In my blogs over the past few weeks we've discussed how unmet expectations lead to client departures (see my Oct. 8 blog, Matching Client Expectations With What You Offer: the Portfolio). In this post, I'd like to highlight a few things advisors can do to help retain clients.
Most advisors understand that when a client leaves, the client feels their actions are justified. However, the actual reason may or may not be rational. This is because human beings are not always rational. Also, people make decisions based on the information they possess at a given point and time. However, as people age, their views change, which changes their perspective and hopefully improves their decisions. Enter: unsatisfied client.
When a client leaves an advisor they do so based on the information they possess. In short, they believe they would be better served elsewhere. Consider this. To make an optimal decision about their current advisor, the client must understand the nuances of the financial markets and the economy, the strategy of their advisor (and decide if it's a good strategy), and how they would fare with a different advisor. At best, it's an educated guess. At worst, the client may end up buying into the sales tactics or salesmanship of a less-qualified advisor (i.e.; sizzle over substance).
One problem is that there are a number of quality strategies pertaining to money management. While some may disagree, the truth is that no single manager o one has a lock on the "one and only best method" of managing money. However, if you listen to some, you might be convinced otherwise.
As foolish as this may seem, put yourself in the place of the client. You receive a call from an advisor who exudes confidence. Perhaps they're working with one of your friends. All you really want is a competent and ethical person looking out for your best interests. However, because you haven't studied the financial markets or the economy and don't know the difference between an ETF and an ETN, how could you possibly make a quality decision to hire the best advisor? Moreover, this is a very important decision! Therefore: Limited information often leads to poor decisions which leads to undesirable results! What's a client to do?
There are several things a client can do to increase their odds of picking a highly qualified advisor. However, as promised, I'll focus on a few things advisors can do to help retain clients. It begins and ends with trust. Before a client will hire you, they must have a certain degree of trust. Theoretically, as the relationship continues, trust will rise. Until then, a client may trust you enough to hire you, but not enough to resist a good story from a competitor. Therefore, it's critical that you communicate with your clients and educate them to the degree they desire to be educated.

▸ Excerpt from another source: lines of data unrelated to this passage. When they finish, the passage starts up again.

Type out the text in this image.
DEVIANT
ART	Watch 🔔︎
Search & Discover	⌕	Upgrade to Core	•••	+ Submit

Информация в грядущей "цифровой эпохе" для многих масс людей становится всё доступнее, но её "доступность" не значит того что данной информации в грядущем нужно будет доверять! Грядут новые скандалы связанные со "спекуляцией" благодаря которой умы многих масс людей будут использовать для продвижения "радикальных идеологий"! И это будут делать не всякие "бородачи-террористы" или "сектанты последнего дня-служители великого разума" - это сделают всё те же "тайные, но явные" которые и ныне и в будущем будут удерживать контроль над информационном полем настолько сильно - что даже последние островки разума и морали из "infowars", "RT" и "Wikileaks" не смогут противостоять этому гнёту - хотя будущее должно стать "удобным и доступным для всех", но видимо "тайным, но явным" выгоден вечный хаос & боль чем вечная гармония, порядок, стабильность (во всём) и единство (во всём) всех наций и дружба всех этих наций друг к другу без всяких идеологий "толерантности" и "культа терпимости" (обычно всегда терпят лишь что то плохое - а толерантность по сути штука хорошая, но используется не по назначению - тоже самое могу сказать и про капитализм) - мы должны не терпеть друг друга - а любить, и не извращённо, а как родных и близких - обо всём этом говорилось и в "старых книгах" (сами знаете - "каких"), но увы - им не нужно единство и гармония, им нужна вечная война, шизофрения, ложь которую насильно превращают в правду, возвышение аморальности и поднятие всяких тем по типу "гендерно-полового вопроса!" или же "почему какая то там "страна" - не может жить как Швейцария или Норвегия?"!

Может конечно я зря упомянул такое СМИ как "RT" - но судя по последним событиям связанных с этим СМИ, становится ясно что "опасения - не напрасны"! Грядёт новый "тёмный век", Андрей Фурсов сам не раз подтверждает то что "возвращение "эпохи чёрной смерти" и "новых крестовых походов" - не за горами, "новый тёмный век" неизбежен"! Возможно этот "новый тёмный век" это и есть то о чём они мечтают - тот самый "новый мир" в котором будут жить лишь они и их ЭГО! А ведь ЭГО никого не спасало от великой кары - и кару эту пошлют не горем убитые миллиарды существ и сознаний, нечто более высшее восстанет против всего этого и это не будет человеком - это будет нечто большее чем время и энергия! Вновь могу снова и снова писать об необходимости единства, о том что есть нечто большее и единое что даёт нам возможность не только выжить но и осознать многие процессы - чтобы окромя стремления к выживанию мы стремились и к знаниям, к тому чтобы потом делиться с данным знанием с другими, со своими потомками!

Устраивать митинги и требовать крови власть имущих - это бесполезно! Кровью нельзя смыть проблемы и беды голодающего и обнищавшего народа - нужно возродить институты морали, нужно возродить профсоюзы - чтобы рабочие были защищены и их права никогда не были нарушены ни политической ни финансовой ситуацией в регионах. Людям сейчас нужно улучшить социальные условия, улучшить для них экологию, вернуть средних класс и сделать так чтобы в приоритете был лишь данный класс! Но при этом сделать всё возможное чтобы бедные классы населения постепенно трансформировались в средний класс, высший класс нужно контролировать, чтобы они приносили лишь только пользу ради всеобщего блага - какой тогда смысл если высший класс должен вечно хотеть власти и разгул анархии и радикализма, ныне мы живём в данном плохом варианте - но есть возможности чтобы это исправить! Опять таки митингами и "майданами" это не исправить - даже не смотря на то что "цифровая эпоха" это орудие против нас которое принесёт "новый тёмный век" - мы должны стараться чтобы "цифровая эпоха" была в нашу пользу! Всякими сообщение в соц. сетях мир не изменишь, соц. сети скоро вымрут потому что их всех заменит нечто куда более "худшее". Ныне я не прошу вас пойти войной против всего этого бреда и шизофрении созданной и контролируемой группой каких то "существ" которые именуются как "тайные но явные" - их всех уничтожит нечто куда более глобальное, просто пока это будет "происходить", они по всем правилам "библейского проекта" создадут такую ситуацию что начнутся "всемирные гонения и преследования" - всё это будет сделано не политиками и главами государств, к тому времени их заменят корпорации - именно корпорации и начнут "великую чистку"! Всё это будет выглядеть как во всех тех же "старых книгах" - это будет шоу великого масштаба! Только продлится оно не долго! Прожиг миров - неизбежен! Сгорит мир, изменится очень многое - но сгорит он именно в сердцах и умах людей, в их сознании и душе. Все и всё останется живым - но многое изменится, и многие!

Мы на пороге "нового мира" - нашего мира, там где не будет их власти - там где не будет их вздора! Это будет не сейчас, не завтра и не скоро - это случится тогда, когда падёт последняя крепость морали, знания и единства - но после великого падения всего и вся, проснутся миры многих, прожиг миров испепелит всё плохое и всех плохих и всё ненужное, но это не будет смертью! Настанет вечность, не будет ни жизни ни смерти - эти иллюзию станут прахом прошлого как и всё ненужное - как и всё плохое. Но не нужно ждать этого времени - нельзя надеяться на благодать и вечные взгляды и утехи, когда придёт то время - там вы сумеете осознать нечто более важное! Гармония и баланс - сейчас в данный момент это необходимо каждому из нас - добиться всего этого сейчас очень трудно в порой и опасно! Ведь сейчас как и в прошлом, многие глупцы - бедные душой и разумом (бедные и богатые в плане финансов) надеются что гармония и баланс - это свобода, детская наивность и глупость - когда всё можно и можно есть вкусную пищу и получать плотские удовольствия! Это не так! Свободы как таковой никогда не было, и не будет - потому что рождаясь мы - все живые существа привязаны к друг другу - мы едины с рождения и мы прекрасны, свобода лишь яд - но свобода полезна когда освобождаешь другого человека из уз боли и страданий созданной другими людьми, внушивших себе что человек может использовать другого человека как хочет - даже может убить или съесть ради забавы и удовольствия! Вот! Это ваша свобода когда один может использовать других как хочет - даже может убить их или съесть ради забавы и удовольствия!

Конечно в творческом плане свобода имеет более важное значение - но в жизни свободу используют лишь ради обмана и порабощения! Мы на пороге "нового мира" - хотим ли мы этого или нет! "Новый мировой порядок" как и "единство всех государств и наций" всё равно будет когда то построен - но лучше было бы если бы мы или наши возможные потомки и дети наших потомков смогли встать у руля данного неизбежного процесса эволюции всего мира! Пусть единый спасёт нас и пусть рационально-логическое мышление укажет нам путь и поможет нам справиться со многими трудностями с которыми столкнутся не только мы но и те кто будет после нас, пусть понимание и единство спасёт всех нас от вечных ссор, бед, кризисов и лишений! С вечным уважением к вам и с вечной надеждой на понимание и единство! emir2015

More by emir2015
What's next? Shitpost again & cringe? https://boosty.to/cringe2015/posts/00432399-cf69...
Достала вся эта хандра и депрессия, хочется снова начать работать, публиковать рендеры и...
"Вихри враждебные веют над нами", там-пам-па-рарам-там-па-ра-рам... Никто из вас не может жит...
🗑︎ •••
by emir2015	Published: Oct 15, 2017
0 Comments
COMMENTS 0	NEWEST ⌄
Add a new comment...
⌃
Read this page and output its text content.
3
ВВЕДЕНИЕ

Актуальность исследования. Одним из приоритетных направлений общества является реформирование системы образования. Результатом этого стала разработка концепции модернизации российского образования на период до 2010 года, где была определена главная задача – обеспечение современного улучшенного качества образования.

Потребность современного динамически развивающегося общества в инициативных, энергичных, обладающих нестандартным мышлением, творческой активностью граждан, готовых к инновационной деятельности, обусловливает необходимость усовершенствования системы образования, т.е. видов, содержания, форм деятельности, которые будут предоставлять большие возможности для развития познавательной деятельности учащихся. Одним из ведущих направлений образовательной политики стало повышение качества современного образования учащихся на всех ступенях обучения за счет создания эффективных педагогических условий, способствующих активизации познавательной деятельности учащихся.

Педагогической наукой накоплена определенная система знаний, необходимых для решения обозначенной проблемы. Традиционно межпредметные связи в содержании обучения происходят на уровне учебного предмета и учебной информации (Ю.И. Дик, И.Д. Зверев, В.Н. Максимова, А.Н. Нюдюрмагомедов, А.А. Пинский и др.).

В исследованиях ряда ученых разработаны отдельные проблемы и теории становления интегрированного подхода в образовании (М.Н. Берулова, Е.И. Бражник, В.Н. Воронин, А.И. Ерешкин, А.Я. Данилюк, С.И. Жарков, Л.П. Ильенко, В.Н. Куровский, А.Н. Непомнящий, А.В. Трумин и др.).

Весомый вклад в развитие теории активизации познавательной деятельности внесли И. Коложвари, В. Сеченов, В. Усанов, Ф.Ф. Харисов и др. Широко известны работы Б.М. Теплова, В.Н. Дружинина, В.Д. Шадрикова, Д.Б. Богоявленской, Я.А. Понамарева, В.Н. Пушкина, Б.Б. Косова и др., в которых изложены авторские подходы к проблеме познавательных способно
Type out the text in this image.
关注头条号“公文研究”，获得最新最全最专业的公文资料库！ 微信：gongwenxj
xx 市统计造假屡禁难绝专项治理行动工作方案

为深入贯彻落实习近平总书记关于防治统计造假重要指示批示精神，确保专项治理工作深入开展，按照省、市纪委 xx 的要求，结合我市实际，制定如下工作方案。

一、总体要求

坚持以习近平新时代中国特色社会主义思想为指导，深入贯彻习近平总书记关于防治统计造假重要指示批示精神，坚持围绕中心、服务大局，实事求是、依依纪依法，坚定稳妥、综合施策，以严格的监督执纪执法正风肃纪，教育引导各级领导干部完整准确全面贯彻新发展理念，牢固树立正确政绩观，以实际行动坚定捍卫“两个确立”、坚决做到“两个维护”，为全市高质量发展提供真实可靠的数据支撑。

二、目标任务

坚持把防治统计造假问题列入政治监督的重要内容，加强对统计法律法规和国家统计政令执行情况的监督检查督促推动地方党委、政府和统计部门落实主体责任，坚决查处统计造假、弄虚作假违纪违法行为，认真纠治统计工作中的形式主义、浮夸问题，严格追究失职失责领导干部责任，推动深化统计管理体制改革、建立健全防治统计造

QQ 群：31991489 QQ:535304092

In my view, clients need to know what they should expect from you and their portfolio. Moreover, you need to understand what the client expects. Ask several open-ended questions and listen. There's no magic formula. Therefore, listen closely and your clients will tell you everything you need to foster great long-term relationships.
People want to be heard! They also want someone who will listen, understand and advise accordingly. That's why we're called "advisors." Even though this moniker doesn't adequately describe everyone who uses it, advice is precisely what people are seeking.